Hi all,
I frequently need to query specific subsets of resources; the subsets are
determined at runtime, so are unpredictable - I may need to query all the
resources, or just a handful. Each query extracts a few properties.
*Example*: I have 10,000 resources in the model, and I want to query 1000 of
them (selected according to arbitrary criteria, probably as a result of an
earlier query) to get their latitude and longitude, so I can plot them on a
map.
The naive way is to make 1000 separate queries:
SELECT ?lat ?lon {<http://example.com#myresource123> <http://example.com#lat>
?lat; <http://example.com#lon> ?lon}
This gets rather slow for larger datasets.
Another approach would be to simply query *all *resources in a single query,
and discard the unwanted solutions. Typically this is a similar speed to the
naive approach above, and clearly doesn't scale well!
What I am currently trying is a query that lists the resources of interest,
using a filter and the IN function, e.g.
SELECT ?res ?lat ?lon {?res <http://example.com#lat> ?lat; <
http://example.com#lon> ?lon . filter( ?res IN(<
http://example.com#myresource123>,<http://example.com#myresource124>,...) )}
This works well for small numbers of resources (a few tens) in the list
passed to IN(), giving something like a 10-fold speed increase.
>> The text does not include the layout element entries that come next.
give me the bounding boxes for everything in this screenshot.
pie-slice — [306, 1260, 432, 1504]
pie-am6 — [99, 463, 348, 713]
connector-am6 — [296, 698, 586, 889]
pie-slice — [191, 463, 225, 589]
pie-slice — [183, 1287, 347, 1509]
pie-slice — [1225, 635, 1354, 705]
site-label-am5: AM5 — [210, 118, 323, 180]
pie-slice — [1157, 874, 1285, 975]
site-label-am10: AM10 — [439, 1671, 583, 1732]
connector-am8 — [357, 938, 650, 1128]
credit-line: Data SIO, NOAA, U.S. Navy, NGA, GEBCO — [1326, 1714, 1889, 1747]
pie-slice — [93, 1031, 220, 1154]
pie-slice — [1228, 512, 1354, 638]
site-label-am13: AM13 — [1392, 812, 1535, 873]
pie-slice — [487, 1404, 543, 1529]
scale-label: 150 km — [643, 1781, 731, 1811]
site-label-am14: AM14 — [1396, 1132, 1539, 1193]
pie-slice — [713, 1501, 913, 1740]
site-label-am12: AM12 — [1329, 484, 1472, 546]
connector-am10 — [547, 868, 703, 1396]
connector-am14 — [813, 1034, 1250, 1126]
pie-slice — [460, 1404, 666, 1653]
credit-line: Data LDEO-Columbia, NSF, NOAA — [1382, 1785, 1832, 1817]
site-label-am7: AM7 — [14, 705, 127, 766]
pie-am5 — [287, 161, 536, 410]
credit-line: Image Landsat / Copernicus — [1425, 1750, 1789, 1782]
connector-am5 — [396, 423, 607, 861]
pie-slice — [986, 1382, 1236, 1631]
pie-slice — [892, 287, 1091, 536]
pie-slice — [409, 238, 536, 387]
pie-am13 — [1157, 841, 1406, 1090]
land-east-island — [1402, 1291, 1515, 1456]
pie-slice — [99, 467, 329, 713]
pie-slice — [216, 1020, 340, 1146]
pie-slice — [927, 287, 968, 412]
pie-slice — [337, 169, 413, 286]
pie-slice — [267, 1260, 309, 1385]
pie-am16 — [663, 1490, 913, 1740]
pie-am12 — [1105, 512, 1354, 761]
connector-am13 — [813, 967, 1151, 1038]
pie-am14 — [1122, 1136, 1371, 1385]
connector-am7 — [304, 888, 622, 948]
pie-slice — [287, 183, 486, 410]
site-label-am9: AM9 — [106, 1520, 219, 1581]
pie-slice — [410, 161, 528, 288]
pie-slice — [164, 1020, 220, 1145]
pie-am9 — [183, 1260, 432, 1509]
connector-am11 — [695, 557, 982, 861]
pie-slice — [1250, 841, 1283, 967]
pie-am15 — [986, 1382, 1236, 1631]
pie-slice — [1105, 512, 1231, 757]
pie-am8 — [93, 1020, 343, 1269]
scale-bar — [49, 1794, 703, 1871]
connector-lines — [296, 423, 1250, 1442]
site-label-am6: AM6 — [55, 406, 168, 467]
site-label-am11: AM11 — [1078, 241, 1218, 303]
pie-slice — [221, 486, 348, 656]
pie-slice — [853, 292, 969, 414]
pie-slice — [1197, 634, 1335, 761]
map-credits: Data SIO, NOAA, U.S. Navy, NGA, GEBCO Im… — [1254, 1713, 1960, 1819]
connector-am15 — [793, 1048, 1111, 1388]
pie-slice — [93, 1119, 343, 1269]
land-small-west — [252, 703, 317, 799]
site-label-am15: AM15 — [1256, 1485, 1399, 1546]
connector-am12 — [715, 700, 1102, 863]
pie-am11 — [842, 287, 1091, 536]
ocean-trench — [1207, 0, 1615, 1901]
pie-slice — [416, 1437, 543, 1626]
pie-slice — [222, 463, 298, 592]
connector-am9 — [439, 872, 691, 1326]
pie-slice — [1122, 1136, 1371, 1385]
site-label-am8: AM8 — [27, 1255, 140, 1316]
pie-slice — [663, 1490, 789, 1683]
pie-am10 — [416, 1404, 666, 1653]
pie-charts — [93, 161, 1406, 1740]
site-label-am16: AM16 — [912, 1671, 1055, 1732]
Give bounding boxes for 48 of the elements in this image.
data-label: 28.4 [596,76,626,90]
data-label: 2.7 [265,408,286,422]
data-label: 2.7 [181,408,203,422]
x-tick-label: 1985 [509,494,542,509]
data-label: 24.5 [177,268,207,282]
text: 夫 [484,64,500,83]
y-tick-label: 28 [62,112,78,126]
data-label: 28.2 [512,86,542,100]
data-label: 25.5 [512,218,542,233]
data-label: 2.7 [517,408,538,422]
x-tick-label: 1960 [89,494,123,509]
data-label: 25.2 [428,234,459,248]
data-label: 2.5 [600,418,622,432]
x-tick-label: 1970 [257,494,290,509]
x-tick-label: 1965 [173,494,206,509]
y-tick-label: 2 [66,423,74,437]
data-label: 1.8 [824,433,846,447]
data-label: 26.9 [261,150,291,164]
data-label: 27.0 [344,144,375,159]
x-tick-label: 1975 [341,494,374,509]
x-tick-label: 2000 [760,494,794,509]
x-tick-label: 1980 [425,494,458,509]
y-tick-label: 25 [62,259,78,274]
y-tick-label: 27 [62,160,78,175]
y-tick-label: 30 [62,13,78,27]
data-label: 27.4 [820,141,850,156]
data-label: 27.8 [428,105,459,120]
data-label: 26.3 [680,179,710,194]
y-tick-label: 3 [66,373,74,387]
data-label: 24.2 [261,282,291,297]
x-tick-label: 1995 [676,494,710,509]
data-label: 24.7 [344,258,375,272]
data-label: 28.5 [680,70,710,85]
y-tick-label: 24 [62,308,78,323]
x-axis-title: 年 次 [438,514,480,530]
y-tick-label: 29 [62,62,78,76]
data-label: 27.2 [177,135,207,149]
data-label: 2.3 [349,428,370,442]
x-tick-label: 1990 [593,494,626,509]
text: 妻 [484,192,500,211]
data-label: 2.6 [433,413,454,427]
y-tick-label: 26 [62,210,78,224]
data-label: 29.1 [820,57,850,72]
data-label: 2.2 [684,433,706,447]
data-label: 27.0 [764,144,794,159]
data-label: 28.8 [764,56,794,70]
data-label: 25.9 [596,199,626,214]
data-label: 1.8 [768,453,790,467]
However, performance rapidly drops off as the number grows into 100s or
1000s.
I have implemented a form of batching, where I do 20 queries each with 50
resources in the list, for example - and this helps greatly, though adds
complexity.
*
So my question (finally) is: *
Is the performance of the IN() function O(n), and if so can anything be
easily done to improve this?
and, is there a better way to do this kind of query?
Thanks,
David.